Design/Methods: A 68-year-old woman with a history of blepharospasm, oromandibular and segmental dystonia underwent bilateral globus pallidus internus (GPi) DBS because of a waning response to botulinum toxin therapy. Following DBS, she discovered she no longer “remembered” how to type fluidly and had to “hunt and peck” for letters on the keyboard. This issue persisted at two-year follow-up.

The patient underwent serial typing tests with the DBS ON versus OFF. Post-operative lead reconstruction was performed using Lead-DBS. Volume of tissue activation modeling was combined with whole brain tractography.

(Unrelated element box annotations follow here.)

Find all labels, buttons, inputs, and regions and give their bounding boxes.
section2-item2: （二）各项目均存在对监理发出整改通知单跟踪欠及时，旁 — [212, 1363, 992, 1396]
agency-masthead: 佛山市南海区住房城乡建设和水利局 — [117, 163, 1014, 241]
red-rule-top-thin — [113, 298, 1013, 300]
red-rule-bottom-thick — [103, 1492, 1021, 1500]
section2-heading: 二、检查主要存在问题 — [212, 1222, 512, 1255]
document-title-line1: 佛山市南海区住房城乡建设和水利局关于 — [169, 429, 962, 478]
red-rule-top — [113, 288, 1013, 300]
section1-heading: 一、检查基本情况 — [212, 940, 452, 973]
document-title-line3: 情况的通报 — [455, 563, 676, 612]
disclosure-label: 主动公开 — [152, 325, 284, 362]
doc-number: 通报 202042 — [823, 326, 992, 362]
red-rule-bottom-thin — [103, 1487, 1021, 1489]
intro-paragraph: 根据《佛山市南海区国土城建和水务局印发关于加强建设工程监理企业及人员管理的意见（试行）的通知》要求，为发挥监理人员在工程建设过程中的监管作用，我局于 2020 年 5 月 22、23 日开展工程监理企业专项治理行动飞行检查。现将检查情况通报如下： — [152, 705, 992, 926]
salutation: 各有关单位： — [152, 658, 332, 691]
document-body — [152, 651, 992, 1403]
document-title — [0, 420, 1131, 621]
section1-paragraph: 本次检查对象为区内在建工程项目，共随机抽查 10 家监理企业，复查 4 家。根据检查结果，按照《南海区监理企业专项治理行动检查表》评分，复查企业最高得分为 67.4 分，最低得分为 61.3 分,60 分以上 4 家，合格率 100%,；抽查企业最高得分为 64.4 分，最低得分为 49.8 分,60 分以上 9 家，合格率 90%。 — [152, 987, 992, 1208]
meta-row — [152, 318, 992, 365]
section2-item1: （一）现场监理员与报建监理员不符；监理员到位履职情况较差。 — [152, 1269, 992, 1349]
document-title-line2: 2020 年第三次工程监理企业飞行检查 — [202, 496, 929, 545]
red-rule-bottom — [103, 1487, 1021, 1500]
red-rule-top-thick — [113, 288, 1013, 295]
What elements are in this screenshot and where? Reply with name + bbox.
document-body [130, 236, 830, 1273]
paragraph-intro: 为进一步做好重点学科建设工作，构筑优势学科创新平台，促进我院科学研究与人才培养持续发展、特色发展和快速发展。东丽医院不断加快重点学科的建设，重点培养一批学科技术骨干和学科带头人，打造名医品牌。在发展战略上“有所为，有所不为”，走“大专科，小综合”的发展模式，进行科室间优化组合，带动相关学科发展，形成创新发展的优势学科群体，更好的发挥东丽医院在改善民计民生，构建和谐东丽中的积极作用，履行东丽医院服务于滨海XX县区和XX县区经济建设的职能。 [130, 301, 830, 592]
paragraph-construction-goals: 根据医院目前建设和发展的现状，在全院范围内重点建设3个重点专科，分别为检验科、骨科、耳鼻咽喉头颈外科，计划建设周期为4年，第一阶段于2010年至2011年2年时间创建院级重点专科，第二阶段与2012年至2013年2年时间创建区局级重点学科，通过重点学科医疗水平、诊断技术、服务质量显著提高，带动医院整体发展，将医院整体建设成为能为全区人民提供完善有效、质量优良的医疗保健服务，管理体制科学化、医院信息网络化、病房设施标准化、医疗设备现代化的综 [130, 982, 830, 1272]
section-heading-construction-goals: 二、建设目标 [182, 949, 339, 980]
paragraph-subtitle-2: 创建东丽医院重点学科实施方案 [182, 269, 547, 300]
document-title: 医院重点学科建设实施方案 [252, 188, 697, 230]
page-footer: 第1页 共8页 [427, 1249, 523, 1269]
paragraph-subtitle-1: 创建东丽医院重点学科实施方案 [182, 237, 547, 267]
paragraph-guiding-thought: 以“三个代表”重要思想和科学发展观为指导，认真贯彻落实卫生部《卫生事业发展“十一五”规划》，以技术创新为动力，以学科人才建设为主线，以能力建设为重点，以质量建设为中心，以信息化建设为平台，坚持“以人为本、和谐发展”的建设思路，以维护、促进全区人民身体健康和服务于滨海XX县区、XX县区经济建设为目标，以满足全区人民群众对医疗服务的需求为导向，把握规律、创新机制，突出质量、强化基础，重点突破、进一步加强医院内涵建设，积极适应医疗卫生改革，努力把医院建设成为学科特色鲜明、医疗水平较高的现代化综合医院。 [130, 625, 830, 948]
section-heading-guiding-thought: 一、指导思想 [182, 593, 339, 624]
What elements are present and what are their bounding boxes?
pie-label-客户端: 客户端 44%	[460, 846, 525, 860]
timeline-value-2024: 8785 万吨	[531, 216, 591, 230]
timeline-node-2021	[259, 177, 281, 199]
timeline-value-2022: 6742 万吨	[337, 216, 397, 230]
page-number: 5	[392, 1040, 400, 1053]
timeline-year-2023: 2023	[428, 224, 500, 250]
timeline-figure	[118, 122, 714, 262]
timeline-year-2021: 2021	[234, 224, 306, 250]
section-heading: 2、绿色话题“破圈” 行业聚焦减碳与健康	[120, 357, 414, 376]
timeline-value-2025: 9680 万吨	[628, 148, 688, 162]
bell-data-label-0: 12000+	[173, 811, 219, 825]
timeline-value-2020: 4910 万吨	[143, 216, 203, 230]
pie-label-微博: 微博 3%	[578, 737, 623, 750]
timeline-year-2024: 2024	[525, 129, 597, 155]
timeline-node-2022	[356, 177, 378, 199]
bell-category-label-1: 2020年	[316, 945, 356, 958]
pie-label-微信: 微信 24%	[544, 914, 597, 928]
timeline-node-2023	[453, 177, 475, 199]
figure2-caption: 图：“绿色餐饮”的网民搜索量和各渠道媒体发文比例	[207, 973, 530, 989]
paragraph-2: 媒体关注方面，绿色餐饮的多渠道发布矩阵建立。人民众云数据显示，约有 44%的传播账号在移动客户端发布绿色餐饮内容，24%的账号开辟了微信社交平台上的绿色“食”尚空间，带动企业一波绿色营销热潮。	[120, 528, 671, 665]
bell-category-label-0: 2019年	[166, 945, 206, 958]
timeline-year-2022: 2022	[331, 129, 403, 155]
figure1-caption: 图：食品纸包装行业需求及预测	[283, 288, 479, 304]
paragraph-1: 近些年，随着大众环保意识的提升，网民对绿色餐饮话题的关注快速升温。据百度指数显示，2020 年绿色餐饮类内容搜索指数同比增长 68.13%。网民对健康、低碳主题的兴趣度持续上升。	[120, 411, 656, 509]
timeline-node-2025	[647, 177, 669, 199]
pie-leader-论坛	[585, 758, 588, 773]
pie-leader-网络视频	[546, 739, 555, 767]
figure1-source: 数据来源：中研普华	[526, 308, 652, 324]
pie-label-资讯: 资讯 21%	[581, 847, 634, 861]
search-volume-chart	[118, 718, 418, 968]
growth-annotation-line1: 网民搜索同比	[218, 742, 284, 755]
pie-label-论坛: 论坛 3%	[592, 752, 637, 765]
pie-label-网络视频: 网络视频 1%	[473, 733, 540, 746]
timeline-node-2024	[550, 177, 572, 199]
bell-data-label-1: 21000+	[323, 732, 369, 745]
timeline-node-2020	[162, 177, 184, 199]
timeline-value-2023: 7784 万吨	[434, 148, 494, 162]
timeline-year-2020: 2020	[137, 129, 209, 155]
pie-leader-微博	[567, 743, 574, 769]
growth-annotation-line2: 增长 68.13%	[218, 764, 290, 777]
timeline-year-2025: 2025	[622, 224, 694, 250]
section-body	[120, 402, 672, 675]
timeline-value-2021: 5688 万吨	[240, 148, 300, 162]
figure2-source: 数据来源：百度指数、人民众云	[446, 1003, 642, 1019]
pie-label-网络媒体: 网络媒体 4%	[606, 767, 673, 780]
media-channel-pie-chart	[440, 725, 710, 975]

Results: Typing improved when the device was switched to the DBS OFF state. Structural connectivity analysis revealed strong modulation of the right angular gyrus, left calcarine fissure and left cuneus. There was also activation of bilateral supplemental motor areas and superior parietal gyri.

Shared lesion topography analysis of dystypia cases in the literature has suggested involvement of the superior longitudinal fasciculus (SLF). The SLF involves the superior parietal lobe, angular gyrus, supramarginal gyrus, and arcuate fasiculus. Our patient’s connectivity pattern suggested SLF involvement. The improvement in OFF state typing and her imaging together suggested that the dystypia in her case was a stimulation-induced side effect.

Conclusions: Dystypia is a rare side effect of DBS therapy and may be associated with SLF involvement.